Il velivolo che perde quota e potenza; il passaggio rasente e incontrollato sopra le strade e i tetti di New York; le urla disperate dei passeggeri; gli sms d’addio; l’ultimo messaggio d’amore consegnato alla memoria della scatola nera e infine, inesorabile, lo schianto devastante contro il grattacielo di Manhattan.
E’ con lo svelamento dell’irricomponibile ferita dell’11 settembre che inizia Sully; ultimo film di Clint Eastwood presentato in anteprima nazionale al Torino Film Festival e adesso in programmazione nelle sale italiane.
E’ il 15 gennaio 2009. L’US Airways 1549 partito dall’aeroporto LaGuardia e diretto nel Nord Carolina è appena decollato quando entra in collisione con uno storno di uccelli.
I volatili, risucchiati nelle due fusoliere, mettono fuori uso entrambi i reattori e il comandante Sully-Sullemberger, con il suo assistente Skiles, devono rapidamente trovare una quasi impossibile soluzione per mettere in salvo i 155 passeggeri.
Considerato troppo rischioso rientrare sullo scalo di partenza o virare verso quello più vicino del New Jersey, Sully opta per un ammaraggio di emergenza sul fiume Hudson, improvvisa ed improbabile pista di atterraggio che gli si offre davanti agli occhi.
E’ una manovra tecnicamente prevista, ma quasi irrimediabilmente condannata ad un esito disastroso. Invece Sully, quarant’anni di volo, molti di pilotaggio nell’aviazione militare, la compie con successo, trasformando lui: uomo comune, nel nuovo eroe americano, conteso dai più seguiti talk show nazionali e corteggiato da sindaci e governatori dello Stato.
A non rendergli omaggio resta solo la Commissione d’Indagine della compagnia aerea che, un po’ per prosaiche convenienze finanziarie, un po’ per un’incrollabile fede nella codificazione delle proprie procedure, non pare disponibile a riconoscergli il merito della scelta.
Per i commissari, a contestare la bontà della decisione di Sully, deporrebbero gli algoritmi predisposti dagli ingegneri e le prove di simulazione realizzate in laboratorio.
Sarà però nella seduta decisiva della Commissione che i rappresentanti della compagnia aerea dovranno riconoscere gli argomenti del comandante Sully, ammettere il loro errore e finalmente rappacificarsi con il resto del paese e, insieme a quello, tributargli gli opportuni onori.
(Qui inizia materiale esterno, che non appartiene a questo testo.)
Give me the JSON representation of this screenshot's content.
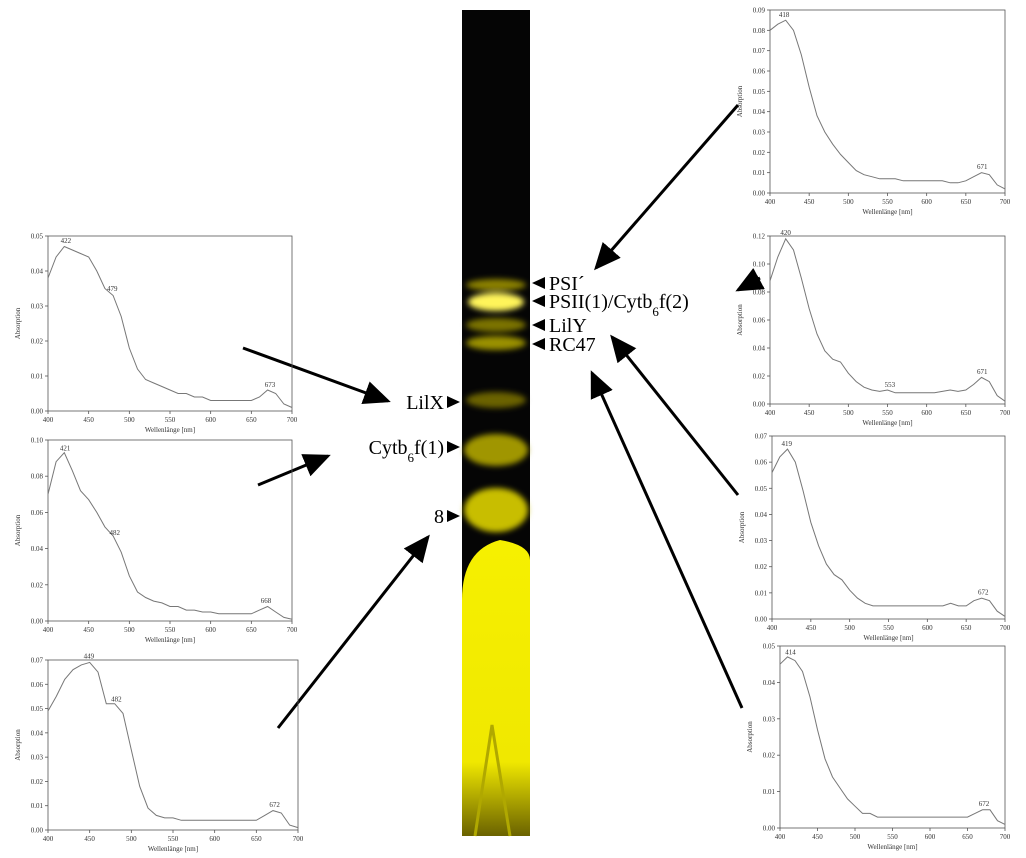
{
  "chart_data": [
    {
      "type": "line",
      "xlabel": "Wellenlänge [nm]",
      "ylabel": "Absorption",
      "color": "#777777",
      "x": [
        400,
        410,
        420,
        430,
        440,
        450,
        460,
        470,
        480,
        490,
        500,
        510,
        520,
        530,
        540,
        550,
        560,
        570,
        580,
        590,
        600,
        610,
        620,
        630,
        640,
        650,
        660,
        670,
        680,
        690,
        700
      ],
      "values": [
        0.08,
        0.083,
        0.085,
        0.08,
        0.068,
        0.052,
        0.038,
        0.03,
        0.024,
        0.019,
        0.015,
        0.011,
        0.009,
        0.008,
        0.007,
        0.007,
        0.007,
        0.006,
        0.006,
        0.006,
        0.006,
        0.006,
        0.006,
        0.005,
        0.005,
        0.006,
        0.008,
        0.01,
        0.009,
        0.004,
        0.002
      ],
      "peak_labels": [
        418,
        671
      ],
      "xlim": [
        400,
        700
      ],
      "xticks": [
        400,
        450,
        500,
        550,
        600,
        650,
        700
      ],
      "ylim": [
        0,
        0.09
      ],
      "yticks": [
        {
          "value": 0,
          "label": "0.00"
        },
        {
          "value": 0.01,
          "label": "0.01"
        },
        {
          "value": 0.02,
          "label": "0.02"
        },
        {
          "value": 0.03,
          "label": "0.03"
        },
        {
          "value": 0.04,
          "label": "0.04"
        },
        {
          "value": 0.05,
          "label": "0.05"
        },
        {
          "value": 0.06,
          "label": "0.06"
        },
        {
          "value": 0.07,
          "label": "0.07"
        },
        {
          "value": 0.08,
          "label": "0.08"
        },
        {
          "value": 0.09,
          "label": "0.09"
        }
      ]
    },
    {
      "type": "line",
      "xlabel": "Wellenlänge [nm]",
      "ylabel": "Absorption",
      "color": "#777777",
      "x": [
        400,
        410,
        420,
        430,
        440,
        450,
        460,
        470,
        480,
        490,
        500,
        510,
        520,
        530,
        540,
        550,
        560,
        570,
        580,
        590,
        600,
        610,
        620,
        630,
        640,
        650,
        660,
        670,
        680,
        690,
        700
      ],
      "values": [
        0.088,
        0.105,
        0.118,
        0.11,
        0.09,
        0.068,
        0.05,
        0.038,
        0.032,
        0.03,
        0.022,
        0.016,
        0.012,
        0.01,
        0.009,
        0.01,
        0.008,
        0.008,
        0.008,
        0.008,
        0.008,
        0.008,
        0.009,
        0.01,
        0.009,
        0.01,
        0.014,
        0.019,
        0.016,
        0.006,
        0.002
      ],
      "peak_labels": [
        420,
        553,
        671
      ],
      "xlim": [
        400,
        700
      ],
      "xticks": [
        400,
        450,
        500,
        550,
        600,
        650,
        700
      ],
      "ylim": [
        0,
        0.12
      ],
      "yticks": [
        {
          "value": 0,
          "label": "0.00"
        },
        {
          "value": 0.02,
          "label": "0.02"
        },
        {
          "value": 0.04,
          "label": "0.04"
        },
        {
          "value": 0.06,
          "label": "0.06"
        },
        {
          "value": 0.08,
          "label": "0.08"
        },
        {
          "value": 0.1,
          "label": "0.10"
        },
        {
          "value": 0.12,
          "label": "0.12"
        }
      ]
    },
    {
      "type": "line",
      "xlabel": "Wellenlänge [nm]",
      "ylabel": "Absorption",
      "color": "#777777",
      "x": [
        400,
        410,
        420,
        430,
        440,
        450,
        460,
        470,
        480,
        490,
        500,
        510,
        520,
        530,
        540,
        550,
        560,
        570,
        580,
        590,
        600,
        610,
        620,
        630,
        640,
        650,
        660,
        670,
        680,
        690,
        700
      ],
      "values": [
        0.056,
        0.062,
        0.065,
        0.06,
        0.049,
        0.037,
        0.028,
        0.021,
        0.017,
        0.015,
        0.011,
        0.008,
        0.006,
        0.005,
        0.005,
        0.005,
        0.005,
        0.005,
        0.005,
        0.005,
        0.005,
        0.005,
        0.005,
        0.006,
        0.005,
        0.005,
        0.007,
        0.008,
        0.007,
        0.003,
        0.001
      ],
      "peak_labels": [
        419,
        672
      ],
      "xlim": [
        400,
        700
      ],
      "xticks": [
        400,
        450,
        500,
        550,
        600,
        650,
        700
      ],
      "ylim": [
        0,
        0.07
      ],
      "yticks": [
        {
          "value": 0,
          "label": "0.00"
        },
        {
          "value": 0.01,
          "label": "0.01"
        },
        {
          "value": 0.02,
          "label": "0.02"
        },
        {
          "value": 0.03,
          "label": "0.03"
        },
        {
          "value": 0.04,
          "label": "0.04"
        },
        {
          "value": 0.05,
          "label": "0.05"
        },
        {
          "value": 0.06,
          "label": "0.06"
        },
        {
          "value": 0.07,
          "label": "0.07"
        }
      ]
    },
    {
      "type": "line",
      "xlabel": "Wellenlänge [nm]",
      "ylabel": "Absorption",
      "color": "#777777",
      "x": [
        400,
        410,
        420,
        430,
        440,
        450,
        460,
        470,
        480,
        490,
        500,
        510,
        520,
        530,
        540,
        550,
        560,
        570,
        580,
        590,
        600,
        610,
        620,
        630,
        640,
        650,
        660,
        670,
        680,
        690,
        700
      ],
      "values": [
        0.045,
        0.047,
        0.046,
        0.043,
        0.036,
        0.027,
        0.019,
        0.014,
        0.011,
        0.008,
        0.006,
        0.004,
        0.004,
        0.003,
        0.003,
        0.003,
        0.003,
        0.003,
        0.003,
        0.003,
        0.003,
        0.003,
        0.003,
        0.003,
        0.003,
        0.003,
        0.004,
        0.005,
        0.005,
        0.002,
        0.001
      ],
      "peak_labels": [
        414,
        672
      ],
      "xlim": [
        400,
        700
      ],
      "xticks": [
        400,
        450,
        500,
        550,
        600,
        650,
        700
      ],
      "ylim": [
        0,
        0.05
      ],
      "yticks": [
        {
          "value": 0,
          "label": "0.00"
        },
        {
          "value": 0.01,
          "label": "0.01"
        },
        {
          "value": 0.02,
          "label": "0.02"
        },
        {
          "value": 0.03,
          "label": "0.03"
        },
        {
          "value": 0.04,
          "label": "0.04"
        },
        {
          "value": 0.05,
          "label": "0.05"
        }
      ]
    },
    {
      "type": "line",
      "xlabel": "Wellenlänge [nm]",
      "ylabel": "Absorption",
      "color": "#777777",
      "x": [
        400,
        410,
        420,
        430,
        440,
        450,
        460,
        470,
        480,
        490,
        500,
        510,
        520,
        530,
        540,
        550,
        560,
        570,
        580,
        590,
        600,
        610,
        620,
        630,
        640,
        650,
        660,
        670,
        680,
        690,
        700
      ],
      "values": [
        0.038,
        0.044,
        0.047,
        0.046,
        0.045,
        0.044,
        0.04,
        0.035,
        0.033,
        0.027,
        0.018,
        0.012,
        0.009,
        0.008,
        0.007,
        0.006,
        0.005,
        0.005,
        0.004,
        0.004,
        0.003,
        0.003,
        0.003,
        0.003,
        0.003,
        0.003,
        0.004,
        0.006,
        0.005,
        0.002,
        0.001
      ],
      "peak_labels": [
        422,
        479,
        673
      ],
      "xlim": [
        400,
        700
      ],
      "xticks": [
        400,
        450,
        500,
        550,
        600,
        650,
        700
      ],
      "ylim": [
        0,
        0.05
      ],
      "yticks": [
        {
          "value": 0,
          "label": "0.00"
        },
        {
          "value": 0.01,
          "label": "0.01"
        },
        {
          "value": 0.02,
          "label": "0.02"
        },
        {
          "value": 0.03,
          "label": "0.03"
        },
        {
          "value": 0.04,
          "label": "0.04"
        },
        {
          "value": 0.05,
          "label": "0.05"
        }
      ]
    },
    {
      "type": "line",
      "xlabel": "Wellenlänge [nm]",
      "ylabel": "Absorption",
      "color": "#777777",
      "x": [
        400,
        410,
        420,
        430,
        440,
        450,
        460,
        470,
        480,
        490,
        500,
        510,
        520,
        530,
        540,
        550,
        560,
        570,
        580,
        590,
        600,
        610,
        620,
        630,
        640,
        650,
        660,
        670,
        680,
        690,
        700
      ],
      "values": [
        0.07,
        0.088,
        0.093,
        0.083,
        0.072,
        0.067,
        0.06,
        0.052,
        0.047,
        0.038,
        0.025,
        0.016,
        0.013,
        0.011,
        0.01,
        0.008,
        0.008,
        0.006,
        0.006,
        0.005,
        0.005,
        0.004,
        0.004,
        0.004,
        0.004,
        0.004,
        0.006,
        0.008,
        0.005,
        0.002,
        0.001
      ],
      "peak_labels": [
        421,
        482,
        668
      ],
      "xlim": [
        400,
        700
      ],
      "xticks": [
        400,
        450,
        500,
        550,
        600,
        650,
        700
      ],
      "ylim": [
        0,
        0.1
      ],
      "yticks": [
        {
          "value": 0,
          "label": "0.00"
        },
        {
          "value": 0.02,
          "label": "0.02"
        },
        {
          "value": 0.04,
          "label": "0.04"
        },
        {
          "value": 0.06,
          "label": "0.06"
        },
        {
          "value": 0.08,
          "label": "0.08"
        },
        {
          "value": 0.1,
          "label": "0.10"
        }
      ]
    },
    {
      "type": "line",
      "xlabel": "Wellenlänge [nm]",
      "ylabel": "Absorption",
      "color": "#777777",
      "x": [
        400,
        410,
        420,
        430,
        440,
        450,
        460,
        470,
        480,
        490,
        500,
        510,
        520,
        530,
        540,
        550,
        560,
        570,
        580,
        590,
        600,
        610,
        620,
        630,
        640,
        650,
        660,
        670,
        680,
        690,
        700
      ],
      "values": [
        0.049,
        0.055,
        0.062,
        0.066,
        0.068,
        0.069,
        0.065,
        0.052,
        0.052,
        0.048,
        0.033,
        0.018,
        0.009,
        0.006,
        0.005,
        0.005,
        0.004,
        0.004,
        0.004,
        0.004,
        0.004,
        0.004,
        0.004,
        0.004,
        0.004,
        0.004,
        0.006,
        0.008,
        0.007,
        0.002,
        0.001
      ],
      "peak_labels": [
        449,
        482,
        672
      ],
      "xlim": [
        400,
        700
      ],
      "xticks": [
        400,
        450,
        500,
        550,
        600,
        650,
        700
      ],
      "ylim": [
        0,
        0.07
      ],
      "yticks": [
        {
          "value": 0,
          "label": "0.00"
        },
        {
          "value": 0.01,
          "label": "0.01"
        },
        {
          "value": 0.02,
          "label": "0.02"
        },
        {
          "value": 0.03,
          "label": "0.03"
        },
        {
          "value": 0.04,
          "label": "0.04"
        },
        {
          "value": 0.05,
          "label": "0.05"
        },
        {
          "value": 0.06,
          "label": "0.06"
        },
        {
          "value": 0.07,
          "label": "0.07"
        }
      ]
    }
  ],
  "gel": {
    "right_bands": [
      {
        "label": [
          "PSI´"
        ]
      },
      {
        "label": [
          "PSII(1)/Cytb",
          "6",
          "f(2)"
        ]
      },
      {
        "label": [
          "LilY"
        ]
      },
      {
        "label": [
          "RC47"
        ]
      }
    ],
    "left_bands": [
      {
        "label": [
          "LilX"
        ]
      },
      {
        "label": [
          "Cytb",
          "6",
          "f(1)"
        ]
      },
      {
        "label": [
          "8"
        ]
      }
    ]
  }
}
Mai sopito il dolore per la scoperta della propria vulnerabilità e ancora non risolto il conflitto con una tecnologia improvvisamente rivelatasi nemica e possibile arma di distruzione di massa, l’America di Eastwood –in questo “Sully”- prova a ritrovare il proprio orgoglio smarrito nel sigillo di una nuova intesa tra l’uomo della strada, l’establishment grigio ed ottuso e un eroe per caso che nessuno, meglio di Tom Hanks, poteva interpretare.
Certo, è un’America che non vola e che prova –al momento- soltanto a salvarsi.
Ma d’altronde “make America great again” è il sogno di cartapesta regalato da Trump agli statunitensi.
E quello ha tutta l’aria di poter non essere un buon film.